PARENTS have backed calls for the influence of school exams such as Highers to be reduced.
The Scottish Parent Teacher Council said families were concerned an over-reliance on qualifications led to teachers "teaching to the test".
The comments came after independent educational consultant Keir Bloomer suggested schools should reduce the importance of "seriously distorting" exams and consider abandoning Highers in future.
He warned that secondary schools had become obsessed with delivering qualifications rather than developing the wider strengths of pupils.
And he said exams were now being used by employers and universities as the only measure of whether a candidate was suitable for a job or further study.
Eileen Prior, executive director of the SPTC, said: "While the evidence is that over-assessment and testing does not support good learning, we are moving in the opposite direction by testing and assessing our children more than ever.
"We also know it is not only academic results that determine how likely a young person is to succeed in later life, and exam results in themselves often do not prove anything about learning, just an ability to pass exams.
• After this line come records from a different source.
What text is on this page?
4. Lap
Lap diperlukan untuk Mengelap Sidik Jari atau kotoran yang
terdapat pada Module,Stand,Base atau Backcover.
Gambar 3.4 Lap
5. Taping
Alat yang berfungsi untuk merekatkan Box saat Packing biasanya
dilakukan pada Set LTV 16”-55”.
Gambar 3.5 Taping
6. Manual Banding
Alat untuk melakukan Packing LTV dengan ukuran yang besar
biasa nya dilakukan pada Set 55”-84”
"A common worry from the parents we speak to is that the narrow focus of assessment leads to teaching to the test rather than deep learning and the ability to apply concepts to different circumstances."
The intervention comes after the introduction of the Curriculum for Excellence in schools - which was supposed to reduce the burden of assessment on pupils and make learning broader.
However, Mr Bloomer, a former education director and chief executive of Clackmannanshire Council, said the system had not really changed.
He said: "We should be giving serious thought to reducing the impact of end of school exams and seeing where that got us so we could begin to judge how far down that road we go.
"I think there is a sense in which the upper part of secondary school is very focused on a form of grading young people, the main purpose of which is to allow others to make judgements about their suitability for a variety of purposes including employment and entering into higher education."